Question

If \[f\left( x \right) = m{x^2} + nx + p\], then \[{f^{'}}\left( 1 \right) + {f^{'}}\left( 4 \right) - {f^{'}}\left( 5 \right)\] is equal to
A. \[m\]
B. \[ - m\]
C. \[n\]
D. \[ - n\]

Answer 1

Hint: In this question, we are asked to find the value of \[{f^{'}}\left( 1 \right) + {f^{'}}\left( 4 \right) - {f^{'}}\left( 5 \right)\] . For that, we first take the derivative of the given function and then substitute the value \[ x= 1,4,5 \] to get the desired result.

Formula used:
1. \[\dfrac{d}{{dx}}\left( {{x^n}} \right) = n{x^{n - 1}}\]

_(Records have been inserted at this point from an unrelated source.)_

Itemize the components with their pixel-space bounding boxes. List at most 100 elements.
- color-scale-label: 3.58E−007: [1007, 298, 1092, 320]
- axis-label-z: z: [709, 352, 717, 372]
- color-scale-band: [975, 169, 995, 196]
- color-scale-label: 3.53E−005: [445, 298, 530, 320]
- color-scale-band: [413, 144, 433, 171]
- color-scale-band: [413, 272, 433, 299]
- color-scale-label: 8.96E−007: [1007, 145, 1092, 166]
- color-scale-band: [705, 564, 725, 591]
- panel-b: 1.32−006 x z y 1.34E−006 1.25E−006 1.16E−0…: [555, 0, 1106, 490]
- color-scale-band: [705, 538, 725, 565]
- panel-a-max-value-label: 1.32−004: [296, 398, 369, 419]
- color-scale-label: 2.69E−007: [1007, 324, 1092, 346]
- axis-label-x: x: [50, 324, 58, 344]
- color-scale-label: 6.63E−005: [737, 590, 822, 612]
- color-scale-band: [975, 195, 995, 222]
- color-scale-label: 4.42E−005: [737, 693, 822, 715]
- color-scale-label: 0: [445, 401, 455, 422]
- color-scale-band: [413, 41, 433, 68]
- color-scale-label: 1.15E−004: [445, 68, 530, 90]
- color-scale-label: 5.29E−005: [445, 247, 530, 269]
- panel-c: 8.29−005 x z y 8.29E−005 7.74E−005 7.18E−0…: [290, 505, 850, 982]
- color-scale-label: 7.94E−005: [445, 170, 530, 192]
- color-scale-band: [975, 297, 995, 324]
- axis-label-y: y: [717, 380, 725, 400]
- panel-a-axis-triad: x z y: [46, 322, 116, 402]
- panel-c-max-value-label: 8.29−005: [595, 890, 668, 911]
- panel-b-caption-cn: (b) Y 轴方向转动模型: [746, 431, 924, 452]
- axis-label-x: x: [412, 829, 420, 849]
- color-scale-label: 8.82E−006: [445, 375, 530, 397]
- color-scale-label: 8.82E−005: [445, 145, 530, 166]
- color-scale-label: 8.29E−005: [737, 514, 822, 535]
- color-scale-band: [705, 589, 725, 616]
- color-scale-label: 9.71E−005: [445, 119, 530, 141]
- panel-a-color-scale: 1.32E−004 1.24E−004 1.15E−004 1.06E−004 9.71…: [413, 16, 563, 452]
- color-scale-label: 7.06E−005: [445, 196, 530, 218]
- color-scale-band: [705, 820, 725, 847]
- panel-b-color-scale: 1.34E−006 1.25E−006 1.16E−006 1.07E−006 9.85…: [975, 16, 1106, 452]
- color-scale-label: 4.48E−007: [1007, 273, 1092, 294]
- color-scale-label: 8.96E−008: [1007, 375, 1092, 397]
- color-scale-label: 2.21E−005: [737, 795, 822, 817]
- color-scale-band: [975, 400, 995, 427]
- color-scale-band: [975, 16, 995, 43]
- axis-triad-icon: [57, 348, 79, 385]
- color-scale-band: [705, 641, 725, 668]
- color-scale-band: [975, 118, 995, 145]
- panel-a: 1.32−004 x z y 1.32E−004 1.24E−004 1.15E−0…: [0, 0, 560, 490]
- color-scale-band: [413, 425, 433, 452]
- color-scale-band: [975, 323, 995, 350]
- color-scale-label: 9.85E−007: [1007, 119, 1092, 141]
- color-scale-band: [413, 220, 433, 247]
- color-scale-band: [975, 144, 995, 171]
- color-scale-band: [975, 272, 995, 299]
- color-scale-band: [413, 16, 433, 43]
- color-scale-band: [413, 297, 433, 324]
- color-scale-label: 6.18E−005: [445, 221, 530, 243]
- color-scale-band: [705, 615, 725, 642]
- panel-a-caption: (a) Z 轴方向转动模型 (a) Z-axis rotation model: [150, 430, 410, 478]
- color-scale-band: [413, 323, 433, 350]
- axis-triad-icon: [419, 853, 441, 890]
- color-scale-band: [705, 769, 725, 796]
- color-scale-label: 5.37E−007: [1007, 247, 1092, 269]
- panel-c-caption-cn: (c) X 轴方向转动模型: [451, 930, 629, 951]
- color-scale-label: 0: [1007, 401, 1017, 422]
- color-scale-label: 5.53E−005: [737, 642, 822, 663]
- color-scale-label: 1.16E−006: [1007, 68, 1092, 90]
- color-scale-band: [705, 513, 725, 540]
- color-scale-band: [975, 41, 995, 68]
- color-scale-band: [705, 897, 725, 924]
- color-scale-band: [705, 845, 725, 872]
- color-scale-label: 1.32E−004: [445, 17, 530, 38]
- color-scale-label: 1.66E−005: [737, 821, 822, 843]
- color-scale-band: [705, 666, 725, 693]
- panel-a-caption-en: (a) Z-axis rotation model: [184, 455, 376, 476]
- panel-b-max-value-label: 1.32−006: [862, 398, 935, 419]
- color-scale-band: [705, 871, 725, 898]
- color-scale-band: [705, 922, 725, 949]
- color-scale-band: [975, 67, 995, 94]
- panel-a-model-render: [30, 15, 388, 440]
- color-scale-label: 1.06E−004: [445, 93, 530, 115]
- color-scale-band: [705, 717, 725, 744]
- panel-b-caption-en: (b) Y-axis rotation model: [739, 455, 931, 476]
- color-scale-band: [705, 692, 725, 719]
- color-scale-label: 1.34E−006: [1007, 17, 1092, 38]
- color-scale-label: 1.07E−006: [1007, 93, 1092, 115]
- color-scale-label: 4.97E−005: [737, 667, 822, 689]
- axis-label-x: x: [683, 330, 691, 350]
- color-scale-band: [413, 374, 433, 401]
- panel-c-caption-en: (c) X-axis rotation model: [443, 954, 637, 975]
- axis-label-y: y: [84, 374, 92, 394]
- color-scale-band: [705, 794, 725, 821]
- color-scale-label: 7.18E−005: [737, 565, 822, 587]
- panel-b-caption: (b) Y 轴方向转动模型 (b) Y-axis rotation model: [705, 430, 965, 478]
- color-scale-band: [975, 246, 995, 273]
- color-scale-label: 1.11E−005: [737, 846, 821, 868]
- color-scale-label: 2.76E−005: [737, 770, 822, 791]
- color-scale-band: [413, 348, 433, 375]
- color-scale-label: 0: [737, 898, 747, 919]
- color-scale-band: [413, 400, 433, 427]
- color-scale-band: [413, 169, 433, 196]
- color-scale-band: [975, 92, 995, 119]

Complete step-by-step solution:
We are given a function \[f\left( x \right) = m{x^2} + nx + p\] that is a second-degree polynomial Now we need to act on the first derivation, due to a small difference in the process of derivation, we call it a differentiation function. So, the differentiation formula is \[\dfrac{{dy}}{{dx}}\] .
\[{f^{'}}\left( x \right) = 2mx + n\]
Now substitute \[x = 1\], we obtain
\[{f^{'}}\left( 1 \right) = 2m + n\]
Now substitute \[x = 4\], we obtain
\[
  {f^{'}}\left( 4 \right) = 2m \times \,4 + n \\
   = 8m + n
 \]
Now substitute \[x = 5\], we obtain
\[
  {f^{'}}\left( 5 \right) = 2m \times \,5 + n \\
   = 10\,m + n
 \]
Thus, the required values of function \[{f^{'}}\left( 1 \right) + {f^{'}}\left( 4 \right) - {f^{'}}\left( 5 \right)\] are
\[
  {f^{'}}\left( 1 \right) + {f^{'}}\left( 4 \right) - {f^{'}}\left( 5 \right) = 2m + n + 8m + n - 10m - n \\
   = 2n - n \\
   = n
 \]
Hence, option (C) is correct

Note: Integration and differentiation are inverse processes. The derivative of x raised to the power is denoted by \[\dfrac{d}{{dx}}\left( {{x^n}} \right) = n{x^{n - 1}}\] in differentiation. Inverse differentiation is the process of integration. The process of determining which functions have a given derivative is known as anti-differentiation. It can calculate the area, volume, and central points. The anti-differentiation value at the upper limit and lower limit with the same anti-differentiation.